See the full election statement with the list of 20 reform proposals here.
“There’s real potential for regulatory reform in Queensland to reduce costs, increase productivity and support and attract further investment in energy supply,” APPEA chief executive Andrew McConville said.
“Given the unscientific bans and restrictions put in place by other states, there will continue to be increasing reliance on Queensland to do more of the heavy lifting when it comes to supplying the broader east coast market into the future.
“So, it’s imperative that stable and efficient regulatory regimes remain in place to support ongoing, long-term investment to increase investment and secure energy supplies.”
The most recent Queensland Government Trade data revealed that of the $50 billion spent by the industry in the state between 2011 and 2018, nearly half ($23.6b) was spent in regional areas.
The data says 4,600 workers are employed directly by the industry, while $505 million has been paid directly to landholders.
The data showed liquified natural gas (LNG) exports accounted for almost 20 per cent of the State’s total exports, while nearly 30 percent of Australia’s LNG production occurred in Queensland.

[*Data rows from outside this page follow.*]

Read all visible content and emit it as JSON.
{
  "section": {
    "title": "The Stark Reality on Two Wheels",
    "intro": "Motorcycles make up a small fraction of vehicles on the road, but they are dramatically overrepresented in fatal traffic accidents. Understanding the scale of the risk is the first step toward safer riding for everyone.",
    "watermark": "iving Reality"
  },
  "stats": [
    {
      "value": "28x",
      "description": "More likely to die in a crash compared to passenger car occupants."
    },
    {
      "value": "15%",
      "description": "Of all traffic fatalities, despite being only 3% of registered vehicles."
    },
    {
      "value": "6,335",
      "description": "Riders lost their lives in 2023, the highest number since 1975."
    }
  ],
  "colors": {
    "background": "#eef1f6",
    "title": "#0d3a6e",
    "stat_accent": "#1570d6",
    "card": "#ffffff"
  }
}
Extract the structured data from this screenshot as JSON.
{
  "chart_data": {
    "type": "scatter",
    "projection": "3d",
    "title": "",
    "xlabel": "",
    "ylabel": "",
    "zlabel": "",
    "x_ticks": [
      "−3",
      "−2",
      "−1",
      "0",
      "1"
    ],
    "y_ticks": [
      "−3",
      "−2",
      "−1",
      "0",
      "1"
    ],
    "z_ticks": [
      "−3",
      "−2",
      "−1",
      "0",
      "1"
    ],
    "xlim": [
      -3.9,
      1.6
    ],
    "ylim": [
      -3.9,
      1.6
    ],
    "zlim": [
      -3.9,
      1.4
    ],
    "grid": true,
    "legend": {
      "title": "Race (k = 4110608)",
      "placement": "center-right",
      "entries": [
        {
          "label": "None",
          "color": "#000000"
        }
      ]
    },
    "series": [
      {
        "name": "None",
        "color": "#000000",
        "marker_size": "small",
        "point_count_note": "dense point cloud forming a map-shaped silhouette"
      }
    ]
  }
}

Toowoomba and Surat Basin Enterprise chief executive Ali Davenport said the region’s gas industry – particularly where it was centered around the Western Downs – had cushioned the economic blow from the Covid recesssion.
“Now more than ever we’re seeing (the gas industry’s) importance for economic stability,” Ms Davenport said.
“Whilst COVID has certainly impacted the region, the effects in the Western Downs have been less severe because of the jobs and investment provided by the gas sector.
“Other regions in Australia could only dream of such positive economic indications which have come about in the Western Downs in no small part thanks to the gas sector.”